L’esprit nomade du photographe Jacques Léonard.

mercredi 11 octobre 2023 par Nicolas Villodre

Exposition Jacques Léonard au musée Réattu d’Arles — du 27 mai au 5 novembre 2023.

Photo : Juan Amaya (Montserrat, 1958)

L’exposition Jacques Léonard que nous avons vue avant les vacances au musée Réattu d’Arles rendait hommage au photographe français installé en Espagne à partir de 1940 et immergé dans la culture gitane à partir de 1952 – date de son mariage avec la belle Rosario Amaya.

En 2011, les Archives Photographiques de Barcelone avaient porté à la connaissance du public cette partie du travail que Jacques Saint-Léonard, dit Jacques Léonard (1909-1994), consacra au monde gitan, un ensemble de 20 000 négatifs préservés par ses fils Santiago et Alex. Cette même année, Santiago (dit Yago) réalisa le documentaire Jacques Léonard, el payo Chac, qui retrace la vie et la carrière du paternel. La fondation Photographic Social Vision de Barcelone promeut de nos jours l’œuvre de Léonard ainsi que celles d’autres photojournalistes. Plus près de nous, la galerie Anne Clergue (la fille du célèbre Lucien) avait consacré à Jacques Léonard une exposition en 2020.

Passage de la Vinyeta dans le quartier gitan de Montjuïc, Barcelone (ca. 1950)

Les commissaires de la monstration du musée Réattu, María Planas et Daniel Rouvier, ont choisi de présenter 150 clichés couvrant différentes facettes et périodes du photographe. Celui-ci avait débuté dans le 7e Art, en 1930, dans des productions de la Gaumont et des réalisations de Maurice Champreux (le beau-fils de Feuillade) et d’Abel Gance. Avant de se vouer corps et âme à celui de Niépce. Grâce à Léonard, restera trace d’une vision ethnographique de la gitanité, dénuée d’effets pittoresques, ayant pour terrain d’étude les campements de Montjuic et du Somorrostro. À l’instar de Carmen Amaya, La Capitana, qui eut du mal à faire admettre à son père (José, dit « El Chino ») sa volonté d’épouser un payo — en l’occurrence son guitariste attitré, Juan Antonio Agüero –, Rosario mit du temps à convaincre ses parents (La Anika et Indalecio Amaya) que ce français peu disert mais présentant bien puisse faire partie de leur clan.

Quartier gitan.
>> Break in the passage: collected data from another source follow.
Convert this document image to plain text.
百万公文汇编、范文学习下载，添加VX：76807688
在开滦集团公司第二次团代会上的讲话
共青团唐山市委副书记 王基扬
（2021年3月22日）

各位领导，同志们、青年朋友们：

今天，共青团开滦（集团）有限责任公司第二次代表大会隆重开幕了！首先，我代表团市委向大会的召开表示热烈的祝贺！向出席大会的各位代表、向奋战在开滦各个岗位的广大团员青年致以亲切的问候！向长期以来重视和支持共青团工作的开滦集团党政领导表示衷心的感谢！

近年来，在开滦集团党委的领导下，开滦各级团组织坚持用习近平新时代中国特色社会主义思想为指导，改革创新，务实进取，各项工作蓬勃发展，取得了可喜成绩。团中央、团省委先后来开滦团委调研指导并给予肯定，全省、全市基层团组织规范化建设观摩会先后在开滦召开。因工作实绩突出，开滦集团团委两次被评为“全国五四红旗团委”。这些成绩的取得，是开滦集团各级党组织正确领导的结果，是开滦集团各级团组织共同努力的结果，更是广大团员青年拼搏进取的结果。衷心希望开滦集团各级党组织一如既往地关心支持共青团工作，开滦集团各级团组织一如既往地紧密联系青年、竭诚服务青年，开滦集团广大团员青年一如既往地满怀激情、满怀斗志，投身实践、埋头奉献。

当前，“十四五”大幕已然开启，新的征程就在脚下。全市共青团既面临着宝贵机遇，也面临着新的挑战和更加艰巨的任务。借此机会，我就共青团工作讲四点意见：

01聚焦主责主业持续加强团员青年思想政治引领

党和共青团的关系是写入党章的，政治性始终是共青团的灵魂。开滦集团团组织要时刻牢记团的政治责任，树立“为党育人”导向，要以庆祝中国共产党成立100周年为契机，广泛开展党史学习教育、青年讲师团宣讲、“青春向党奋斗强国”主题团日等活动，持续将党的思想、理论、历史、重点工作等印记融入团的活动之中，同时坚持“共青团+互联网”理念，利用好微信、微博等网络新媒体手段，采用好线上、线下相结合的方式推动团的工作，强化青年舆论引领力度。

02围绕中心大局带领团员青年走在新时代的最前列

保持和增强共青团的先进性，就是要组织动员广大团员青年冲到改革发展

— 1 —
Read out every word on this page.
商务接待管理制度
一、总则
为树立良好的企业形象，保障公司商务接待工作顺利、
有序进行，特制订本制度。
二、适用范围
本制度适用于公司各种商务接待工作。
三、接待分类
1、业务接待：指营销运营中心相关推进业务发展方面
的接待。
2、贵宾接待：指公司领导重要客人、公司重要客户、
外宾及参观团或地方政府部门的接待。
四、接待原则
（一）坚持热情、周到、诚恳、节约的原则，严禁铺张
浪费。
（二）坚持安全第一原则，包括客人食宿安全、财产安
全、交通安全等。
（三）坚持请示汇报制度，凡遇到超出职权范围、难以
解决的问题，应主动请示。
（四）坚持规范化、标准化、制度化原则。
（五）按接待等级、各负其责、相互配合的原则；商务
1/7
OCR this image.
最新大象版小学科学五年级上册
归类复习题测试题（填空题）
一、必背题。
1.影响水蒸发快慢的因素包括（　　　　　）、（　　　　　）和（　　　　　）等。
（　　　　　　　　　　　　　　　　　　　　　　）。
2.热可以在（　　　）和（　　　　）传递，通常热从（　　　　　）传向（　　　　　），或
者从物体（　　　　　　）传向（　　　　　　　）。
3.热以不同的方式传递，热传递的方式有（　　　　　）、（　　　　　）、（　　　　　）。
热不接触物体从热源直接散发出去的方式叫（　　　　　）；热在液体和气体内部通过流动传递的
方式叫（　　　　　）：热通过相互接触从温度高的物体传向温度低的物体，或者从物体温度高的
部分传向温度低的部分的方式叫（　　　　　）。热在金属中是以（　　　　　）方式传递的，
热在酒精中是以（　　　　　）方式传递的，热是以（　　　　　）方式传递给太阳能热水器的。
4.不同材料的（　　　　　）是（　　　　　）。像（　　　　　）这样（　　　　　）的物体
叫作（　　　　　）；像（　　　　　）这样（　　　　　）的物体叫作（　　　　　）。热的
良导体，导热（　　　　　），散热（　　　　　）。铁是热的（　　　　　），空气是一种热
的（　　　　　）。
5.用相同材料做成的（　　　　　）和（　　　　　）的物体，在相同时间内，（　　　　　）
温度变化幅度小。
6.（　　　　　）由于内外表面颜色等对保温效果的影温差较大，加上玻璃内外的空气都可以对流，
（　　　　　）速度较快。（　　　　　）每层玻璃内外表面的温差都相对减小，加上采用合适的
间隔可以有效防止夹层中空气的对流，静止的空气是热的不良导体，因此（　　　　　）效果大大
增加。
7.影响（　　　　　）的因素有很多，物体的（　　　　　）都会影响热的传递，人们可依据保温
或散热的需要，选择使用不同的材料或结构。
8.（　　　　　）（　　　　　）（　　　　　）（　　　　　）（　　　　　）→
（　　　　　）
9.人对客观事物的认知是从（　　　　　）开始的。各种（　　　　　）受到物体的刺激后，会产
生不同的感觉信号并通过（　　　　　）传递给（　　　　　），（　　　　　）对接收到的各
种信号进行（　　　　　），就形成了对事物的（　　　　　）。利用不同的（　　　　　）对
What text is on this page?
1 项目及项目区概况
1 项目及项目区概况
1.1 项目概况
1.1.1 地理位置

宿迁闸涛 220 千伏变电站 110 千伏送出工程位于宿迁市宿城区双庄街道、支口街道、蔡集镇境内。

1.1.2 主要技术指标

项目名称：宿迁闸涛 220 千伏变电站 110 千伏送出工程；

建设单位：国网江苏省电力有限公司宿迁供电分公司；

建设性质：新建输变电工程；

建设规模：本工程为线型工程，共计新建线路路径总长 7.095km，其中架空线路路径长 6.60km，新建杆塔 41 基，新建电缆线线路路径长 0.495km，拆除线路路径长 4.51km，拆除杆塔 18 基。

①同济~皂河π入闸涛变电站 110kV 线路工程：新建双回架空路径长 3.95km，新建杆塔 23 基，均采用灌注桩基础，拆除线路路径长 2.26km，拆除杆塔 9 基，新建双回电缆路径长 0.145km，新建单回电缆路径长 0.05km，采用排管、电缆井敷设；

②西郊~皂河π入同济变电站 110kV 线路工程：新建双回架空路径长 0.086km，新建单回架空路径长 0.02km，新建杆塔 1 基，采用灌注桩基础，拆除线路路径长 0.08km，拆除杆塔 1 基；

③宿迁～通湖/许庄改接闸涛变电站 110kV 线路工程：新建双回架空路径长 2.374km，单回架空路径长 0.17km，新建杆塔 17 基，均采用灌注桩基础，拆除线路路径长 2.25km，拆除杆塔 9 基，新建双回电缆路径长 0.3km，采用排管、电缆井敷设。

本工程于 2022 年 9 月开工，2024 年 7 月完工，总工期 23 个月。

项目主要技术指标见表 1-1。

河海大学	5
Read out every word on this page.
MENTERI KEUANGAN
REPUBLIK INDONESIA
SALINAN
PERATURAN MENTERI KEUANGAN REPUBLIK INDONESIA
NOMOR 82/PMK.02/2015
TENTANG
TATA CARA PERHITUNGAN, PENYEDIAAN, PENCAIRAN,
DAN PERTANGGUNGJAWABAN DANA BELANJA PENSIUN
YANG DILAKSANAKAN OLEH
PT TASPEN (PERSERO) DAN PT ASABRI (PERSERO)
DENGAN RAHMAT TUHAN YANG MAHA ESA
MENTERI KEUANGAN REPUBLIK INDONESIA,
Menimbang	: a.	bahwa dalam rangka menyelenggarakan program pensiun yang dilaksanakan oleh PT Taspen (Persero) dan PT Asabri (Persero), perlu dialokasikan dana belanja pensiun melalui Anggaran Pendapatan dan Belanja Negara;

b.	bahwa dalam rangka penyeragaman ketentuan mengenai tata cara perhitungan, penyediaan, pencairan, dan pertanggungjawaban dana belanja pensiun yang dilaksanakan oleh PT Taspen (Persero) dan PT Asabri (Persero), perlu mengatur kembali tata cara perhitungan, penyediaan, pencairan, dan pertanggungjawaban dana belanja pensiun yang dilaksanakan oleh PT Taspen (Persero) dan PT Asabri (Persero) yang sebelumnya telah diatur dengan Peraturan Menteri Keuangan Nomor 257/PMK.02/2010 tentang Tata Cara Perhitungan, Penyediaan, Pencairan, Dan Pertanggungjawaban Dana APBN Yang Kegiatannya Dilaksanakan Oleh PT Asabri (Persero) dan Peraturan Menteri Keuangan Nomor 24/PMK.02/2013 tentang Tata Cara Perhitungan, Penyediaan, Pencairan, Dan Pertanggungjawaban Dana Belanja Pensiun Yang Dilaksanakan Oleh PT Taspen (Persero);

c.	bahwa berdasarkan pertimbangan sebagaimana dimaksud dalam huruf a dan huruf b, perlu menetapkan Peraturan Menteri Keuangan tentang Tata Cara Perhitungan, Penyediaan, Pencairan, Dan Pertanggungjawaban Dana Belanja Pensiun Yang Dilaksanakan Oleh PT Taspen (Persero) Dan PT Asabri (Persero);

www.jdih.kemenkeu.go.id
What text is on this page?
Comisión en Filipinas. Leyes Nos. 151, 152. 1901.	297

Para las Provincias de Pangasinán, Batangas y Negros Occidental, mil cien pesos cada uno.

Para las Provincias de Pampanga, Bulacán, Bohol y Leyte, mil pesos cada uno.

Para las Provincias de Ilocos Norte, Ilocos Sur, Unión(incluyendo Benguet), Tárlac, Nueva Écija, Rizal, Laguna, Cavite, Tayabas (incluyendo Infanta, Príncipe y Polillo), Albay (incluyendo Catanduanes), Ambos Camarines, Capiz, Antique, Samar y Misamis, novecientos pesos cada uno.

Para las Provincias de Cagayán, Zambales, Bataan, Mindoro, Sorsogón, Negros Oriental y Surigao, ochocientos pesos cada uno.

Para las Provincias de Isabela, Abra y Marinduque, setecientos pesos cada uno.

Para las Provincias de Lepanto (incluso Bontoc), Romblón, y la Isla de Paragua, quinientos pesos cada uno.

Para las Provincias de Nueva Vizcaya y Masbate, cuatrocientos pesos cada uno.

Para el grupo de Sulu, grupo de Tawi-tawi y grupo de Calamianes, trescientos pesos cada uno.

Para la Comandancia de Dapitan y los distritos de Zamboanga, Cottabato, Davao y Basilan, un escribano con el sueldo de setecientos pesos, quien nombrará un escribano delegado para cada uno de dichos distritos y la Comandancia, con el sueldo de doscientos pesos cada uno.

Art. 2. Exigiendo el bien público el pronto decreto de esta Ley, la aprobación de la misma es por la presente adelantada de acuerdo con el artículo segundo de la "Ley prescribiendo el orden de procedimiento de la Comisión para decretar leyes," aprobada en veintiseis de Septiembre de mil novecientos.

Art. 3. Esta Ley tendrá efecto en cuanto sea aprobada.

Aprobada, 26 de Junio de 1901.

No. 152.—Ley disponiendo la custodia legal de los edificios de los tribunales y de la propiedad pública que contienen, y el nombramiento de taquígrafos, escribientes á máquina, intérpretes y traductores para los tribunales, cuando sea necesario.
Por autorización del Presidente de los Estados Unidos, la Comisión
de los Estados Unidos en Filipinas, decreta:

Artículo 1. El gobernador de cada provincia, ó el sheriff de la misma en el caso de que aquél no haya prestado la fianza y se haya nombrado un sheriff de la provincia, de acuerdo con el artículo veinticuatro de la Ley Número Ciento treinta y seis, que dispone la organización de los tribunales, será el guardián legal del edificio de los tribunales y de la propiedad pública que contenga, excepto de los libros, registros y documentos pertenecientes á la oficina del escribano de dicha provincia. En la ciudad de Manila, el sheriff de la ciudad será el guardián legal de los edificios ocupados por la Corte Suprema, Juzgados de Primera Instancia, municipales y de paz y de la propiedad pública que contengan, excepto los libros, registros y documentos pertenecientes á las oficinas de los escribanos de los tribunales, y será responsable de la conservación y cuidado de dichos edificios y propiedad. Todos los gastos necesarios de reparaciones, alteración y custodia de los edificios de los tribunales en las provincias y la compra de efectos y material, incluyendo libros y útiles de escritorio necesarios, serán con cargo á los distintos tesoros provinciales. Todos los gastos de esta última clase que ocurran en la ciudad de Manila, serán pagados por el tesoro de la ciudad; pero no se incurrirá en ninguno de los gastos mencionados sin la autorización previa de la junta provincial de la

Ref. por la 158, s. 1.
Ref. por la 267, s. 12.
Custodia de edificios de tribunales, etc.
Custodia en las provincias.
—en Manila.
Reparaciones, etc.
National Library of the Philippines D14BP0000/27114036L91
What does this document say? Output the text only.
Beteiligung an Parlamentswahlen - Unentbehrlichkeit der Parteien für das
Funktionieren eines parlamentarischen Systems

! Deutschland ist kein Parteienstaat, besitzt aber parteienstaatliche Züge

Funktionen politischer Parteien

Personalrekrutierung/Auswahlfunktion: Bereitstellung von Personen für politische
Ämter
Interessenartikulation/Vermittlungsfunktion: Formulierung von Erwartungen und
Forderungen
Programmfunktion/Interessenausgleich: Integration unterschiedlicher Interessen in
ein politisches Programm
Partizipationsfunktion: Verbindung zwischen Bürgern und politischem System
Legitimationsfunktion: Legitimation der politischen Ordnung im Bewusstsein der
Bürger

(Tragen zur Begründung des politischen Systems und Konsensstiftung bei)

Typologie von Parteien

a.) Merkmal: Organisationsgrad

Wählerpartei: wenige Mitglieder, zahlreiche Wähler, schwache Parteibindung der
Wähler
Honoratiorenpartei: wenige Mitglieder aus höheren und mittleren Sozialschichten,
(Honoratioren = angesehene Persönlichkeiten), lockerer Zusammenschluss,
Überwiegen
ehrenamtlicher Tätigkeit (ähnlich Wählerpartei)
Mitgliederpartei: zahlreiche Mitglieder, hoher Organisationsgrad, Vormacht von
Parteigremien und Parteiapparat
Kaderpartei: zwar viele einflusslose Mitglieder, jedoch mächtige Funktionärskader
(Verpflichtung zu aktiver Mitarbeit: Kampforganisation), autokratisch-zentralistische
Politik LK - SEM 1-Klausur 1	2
Montjuïc, Barcelone (1955)

La nuit de la Saint-Jean chez Rosita. Barcelone (ca. 1960)

Naturellement, certaines images nous touchent plus que d’autres. Celles illustrant la fête de la Saint-Jean chez Rosita, par exemple, datées de c. 1960. Plus particulièrement, la danse d’Anika souriante et de son mari, nettement plus exalté ; le groupe entourant une jeune bailaora au mariage de La Carmen, à Can Tunis, en 1962 ; El Nene, portraituré en gros plan, à Montjuich, vers 1960 ; le regard vers l’objectif de l’appareil photo de la mariée, La Lorenza, dans ce même quartier, en 1960, et une autre vue de la jeune femme à la sortie d’une baraque à l’enseigne du triste boléro de Carlos Eleta Almarán, "Historia de un amor" ; les noces d’El Tío Bechín et d’Enriqueta, une très jeune fille aux yeux baissés ; un groupe de gitans près de leur roulotte, sans doute durant l’enterrement d’un des leurs, en contrejour dans un paysage à la John Ford ; une famille de Somorrostro posant pour la photo devant un muret recouvert de vêtements ; une architecture de cagettes en bois sur fond de cheminées d’usine ; el Tío José allongé à même le sol vers 1950…

Gitane. Godó Trias. Usine de fils et de tissus. L’Hospitalet de Llogregat. Barcelone (1959)

À ces scènes de la vie quotidienne des gitans catalans, il convient d’ajouter les magnifiques portraits de Rosario. Et, bien sûr, celui, insituable, indémodable, indatable (quoique pris en 1959 au Rolleiflex), retenu par Daniel Rouvier pour l’affiche du musée Réattu, de la gitane de Godó Trias, usine de fils et de tissus, à L’Hospitalet de Llobregat.